As was to be expected, Tavernier had Gallic wit: "All the Orientals are very much of our taste in matters of whiteness and T have always remarked that they prefer the whitest of pearls, the whitest of diamonds, the whitest of breads, and the whitest of women." He describes the selling methods of the Hindoo gem merchants, a technique used today in the Chinese jade market: "The buyer and seller sit facing one another like two tailors and one of the two opening his waistband, the seller takes the right hand of the buyer and covers his own with his waistband under which, in the presence of many other merchants who occupy themselves sometimes in the same manner, the sale is completed secretly without anyone having cognizance of it." The silent code depends on whether the whole hand, a finger, or a mere joint is covered, each having its numerical value.

A century later, when the Brazilian mines were discovered, European diamond merchants had adequate stocks of Indian diamonds. They, therefore, stated that the Brazilian stones were not diamonds, or if so, of an inferior quality. The Portuguese, however, had an Indian colony at Goa. The stones were shipped there, transshipped to Europe, and brought top prices as Indian stones.
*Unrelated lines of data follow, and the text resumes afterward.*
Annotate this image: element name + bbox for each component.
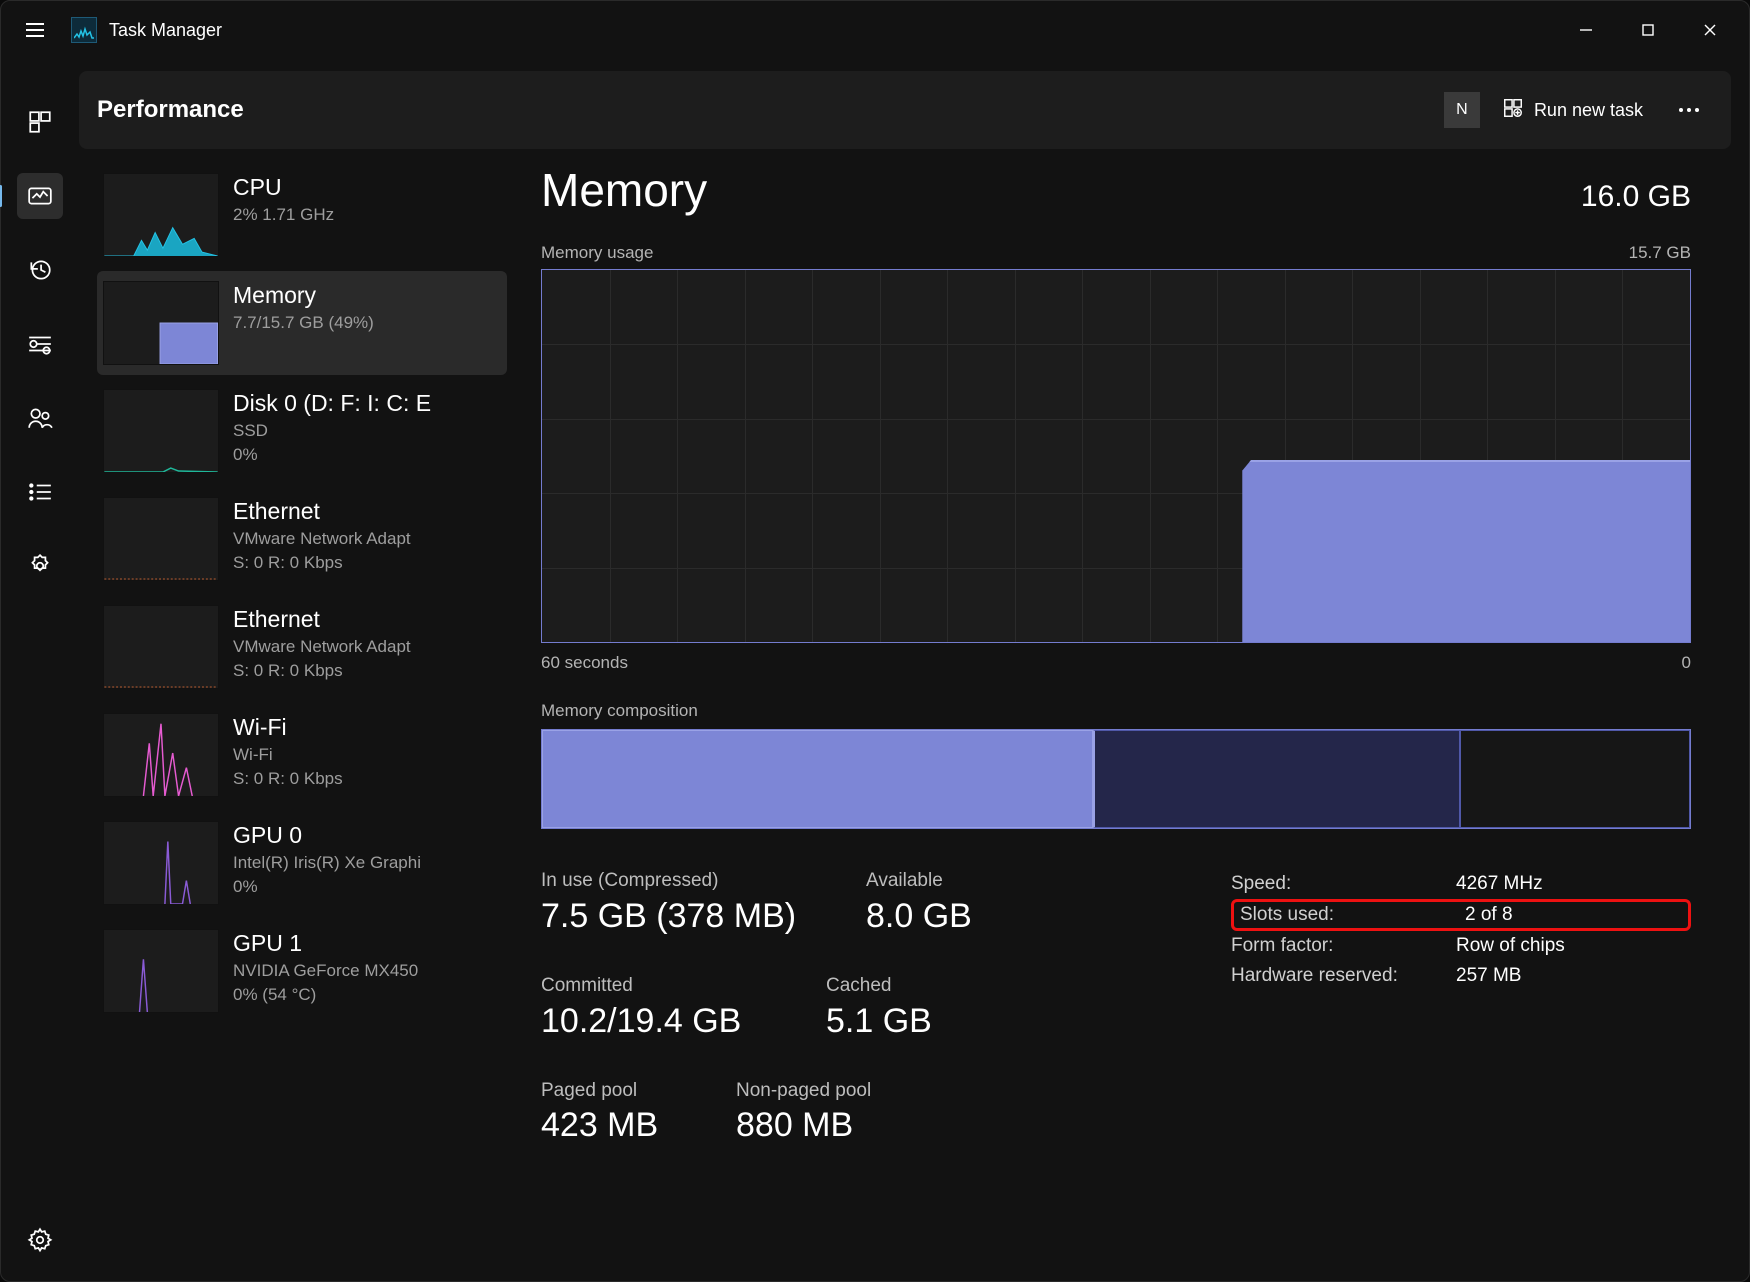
- committed-label: Committed: [541, 974, 796, 999]
- comp-in-use: [542, 730, 1093, 828]
- app-icon: [71, 17, 97, 43]
- detail-title: Memory: [541, 163, 707, 217]
- gpu1-thumb: [103, 929, 219, 1013]
- section-header: Performance N Run new task: [79, 71, 1731, 149]
- sidebar-item-gpu0[interactable]: GPU 0Intel(R) Iris(R) Xe Graphi0%: [97, 811, 507, 915]
- nav-services[interactable]: [17, 543, 63, 589]
- composition-label: Memory composition: [541, 701, 1691, 721]
- comp-free: [1460, 730, 1690, 828]
- gpu0-thumb: [103, 821, 219, 905]
- nonpaged-value: 880 MB: [736, 1103, 871, 1147]
- run-new-task-button[interactable]: Run new task: [1494, 91, 1651, 130]
- resource-list: CPU2% 1.71 GHz Memory7.7/15.7 GB (49%) D…: [97, 163, 507, 1281]
- titlebar: Task Manager: [1, 1, 1749, 59]
- minimize-button[interactable]: [1555, 6, 1617, 54]
- memory-detail-pane: Memory 16.0 GB Memory usage 15.7 GB: [541, 163, 1739, 1281]
- user-badge[interactable]: N: [1444, 92, 1480, 128]
- app-title: Task Manager: [109, 20, 222, 41]
- row-speed: Speed: 4267 MHz: [1231, 869, 1691, 899]
- run-task-label: Run new task: [1534, 100, 1643, 121]
- row-form-factor: Form factor: Row of chips: [1231, 931, 1691, 961]
- sidebar-item-ethernet-1[interactable]: EthernetVMware Network AdaptS: 0 R: 0 Kb…: [97, 487, 507, 591]
- row-slots-used: Slots used: 2 of 8: [1231, 899, 1691, 931]
- cached-label: Cached: [826, 974, 932, 999]
- run-task-icon: [1502, 97, 1524, 124]
- paged-label: Paged pool: [541, 1079, 706, 1104]
- xaxis-left: 60 seconds: [541, 653, 628, 673]
- row-hardware-reserved: Hardware reserved: 257 MB: [1231, 961, 1691, 991]
- cpu-thumb: [103, 173, 219, 257]
- available-label: Available: [866, 869, 972, 894]
- nav-settings[interactable]: [17, 1217, 63, 1263]
- nav-history[interactable]: [17, 247, 63, 293]
- memory-thumb: [103, 281, 219, 365]
- usage-chart-label: Memory usage: [541, 243, 653, 263]
- sidebar-item-memory[interactable]: Memory7.7/15.7 GB (49%): [97, 271, 507, 375]
- sidebar-item-wifi[interactable]: Wi-FiWi-FiS: 0 R: 0 Kbps: [97, 703, 507, 807]
- sidebar-item-disk0[interactable]: Disk 0 (D: F: I: C: ESSD0%: [97, 379, 507, 483]
- hamburger-button[interactable]: [9, 4, 61, 56]
- sidebar-item-gpu1[interactable]: GPU 1NVIDIA GeForce MX4500% (54 °C): [97, 919, 507, 1023]
- wifi-thumb: [103, 713, 219, 797]
- total-memory: 16.0 GB: [1581, 180, 1691, 214]
- xaxis-right: 0: [1682, 653, 1691, 673]
- nav-performance[interactable]: [17, 173, 63, 219]
- nav-processes[interactable]: [17, 99, 63, 145]
- paged-value: 423 MB: [541, 1103, 706, 1147]
- window-controls: [1555, 6, 1741, 54]
- nav-startup[interactable]: [17, 321, 63, 367]
- nav-details[interactable]: [17, 469, 63, 515]
- usage-chart-max: 15.7 GB: [1629, 243, 1691, 263]
- committed-value: 10.2/19.4 GB: [541, 999, 796, 1043]
- inuse-label: In use (Compressed): [541, 869, 836, 894]
- inuse-value: 7.5 GB (378 MB): [541, 894, 836, 938]
- eth2-thumb: [103, 605, 219, 689]
- section-title: Performance: [97, 96, 244, 124]
- task-manager-window: Task Manager: [0, 0, 1750, 1282]
- memory-composition-chart: [541, 729, 1691, 829]
- disk-thumb: [103, 389, 219, 473]
- nav-users[interactable]: [17, 395, 63, 441]
- comp-standby: [1093, 730, 1460, 828]
- maximize-button[interactable]: [1617, 6, 1679, 54]
- memory-info-table: Speed: 4267 MHz Slots used: 2 of 8 Form …: [1231, 869, 1691, 991]
- sidebar-item-ethernet-2[interactable]: EthernetVMware Network AdaptS: 0 R: 0 Kb…: [97, 595, 507, 699]
- available-value: 8.0 GB: [866, 894, 972, 938]
- cached-value: 5.1 GB: [826, 999, 932, 1043]
- eth1-thumb: [103, 497, 219, 581]
- memory-usage-chart: [541, 269, 1691, 643]
- nav-rail: [1, 59, 79, 1281]
- nonpaged-label: Non-paged pool: [736, 1079, 871, 1104]
- more-button[interactable]: [1665, 92, 1713, 128]
- close-button[interactable]: [1679, 6, 1741, 54]
- sidebar-item-cpu[interactable]: CPU2% 1.71 GHz: [97, 163, 507, 267]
The magical powers ascribed to gems are intriguing. Regarding the diamond, let us quote that worthy, Camillus Leonardus, doctor of medicine and protégé of Caesar Borgia, who wrote in 1502: "The Virtue of all these Species (of Diamonds, SHB) is to repel Poison though ever so deadly: is a defense against the Arts of Sorcery; disperses vain Fears; enables to quell all Quarrels and Contentions; is a Help to Lunaticks and such as are possessed with the Devil; being bound to the left Arm it gives Victory over Enemies; it tames wild Beasts; it helps those who are troubled with Phantasies, and the Night-Mare; and makes him that wears it bold and daring in his Transactions."

Notwithstanding the gem's rumored power against poison, diamond powder administered internally has long been supposed in certain quarters to be a deadly poison. One of Cellini's most amusing tales is of an attempt upon his life by this method by his rivals. His miraculous escape was due to the cupidity of the lapidary to whom the task of grinding the diamond was assigned. He, being in financial straits, pocketed the diamond and substituted a softer and cheaper stone.